BfS also has broad knowledge in risk communication. This is crucial when research findings in the areas of risk perception and radiation protection behaviour in the population are to be translated into comprehensible information and well-founded recommendations for the population. The RENEB network initiated by BfS can provide a realistic assessment of the possible dose received by means of retrospective personal dose estimates. In a nuclear emergency there is also a need to alleviate psychological stress consequences. These might occur particularly as a result of evacuation, fear of social exclusion or health impacts.

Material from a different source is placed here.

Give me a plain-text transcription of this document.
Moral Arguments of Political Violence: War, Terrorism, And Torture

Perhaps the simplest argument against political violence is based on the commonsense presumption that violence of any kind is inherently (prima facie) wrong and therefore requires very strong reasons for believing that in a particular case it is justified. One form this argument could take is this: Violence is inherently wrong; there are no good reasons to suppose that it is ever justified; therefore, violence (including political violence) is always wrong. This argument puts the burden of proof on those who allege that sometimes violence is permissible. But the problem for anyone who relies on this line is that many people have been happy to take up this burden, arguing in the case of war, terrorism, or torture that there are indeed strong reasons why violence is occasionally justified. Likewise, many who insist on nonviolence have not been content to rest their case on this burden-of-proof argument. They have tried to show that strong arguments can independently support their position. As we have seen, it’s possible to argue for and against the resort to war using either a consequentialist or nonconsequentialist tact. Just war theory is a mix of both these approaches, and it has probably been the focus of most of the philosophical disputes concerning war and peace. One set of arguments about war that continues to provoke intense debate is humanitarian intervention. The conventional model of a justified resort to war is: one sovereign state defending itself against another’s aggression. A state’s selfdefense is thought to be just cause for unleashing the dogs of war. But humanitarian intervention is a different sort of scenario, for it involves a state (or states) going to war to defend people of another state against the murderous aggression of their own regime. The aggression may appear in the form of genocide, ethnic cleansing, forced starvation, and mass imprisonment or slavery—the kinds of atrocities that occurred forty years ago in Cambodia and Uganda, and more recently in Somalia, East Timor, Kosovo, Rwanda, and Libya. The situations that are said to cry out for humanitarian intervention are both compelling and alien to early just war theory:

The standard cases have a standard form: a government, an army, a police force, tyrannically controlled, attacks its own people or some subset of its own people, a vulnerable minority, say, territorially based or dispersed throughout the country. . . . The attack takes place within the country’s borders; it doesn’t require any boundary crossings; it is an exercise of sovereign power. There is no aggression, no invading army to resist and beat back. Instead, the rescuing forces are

BfS supports WHO in eight research and work areas
WHO Collaborating Centres are research institutions or institutes appointed by the director general to serve as part of an international WHO collaboration network on health issues. BfS as "WHO Collaborating Centre for Ionising and Non-Ionising Radiation and Health" now supports WHO in a total of eight research and work areas dealing with the identification and assessment of radiation risks, risk communication and the development of international safety standards and technical guidelines:
- Radiation risks in the low-dose range
- Ermegency protection
- Electric magnetic and electromagnetic fields
- Optical radiation
- Radiation exposure in medicine
- Development and implementation of standards and guidelines
- Risk communicationhe
Currently there are 23 Collaboration Centres in the field of ionising and non-ionising radiation worldwide, of which two are in Germany there. The centres' collaboration with WHO is also intended to promote the exchange between the individual institutions.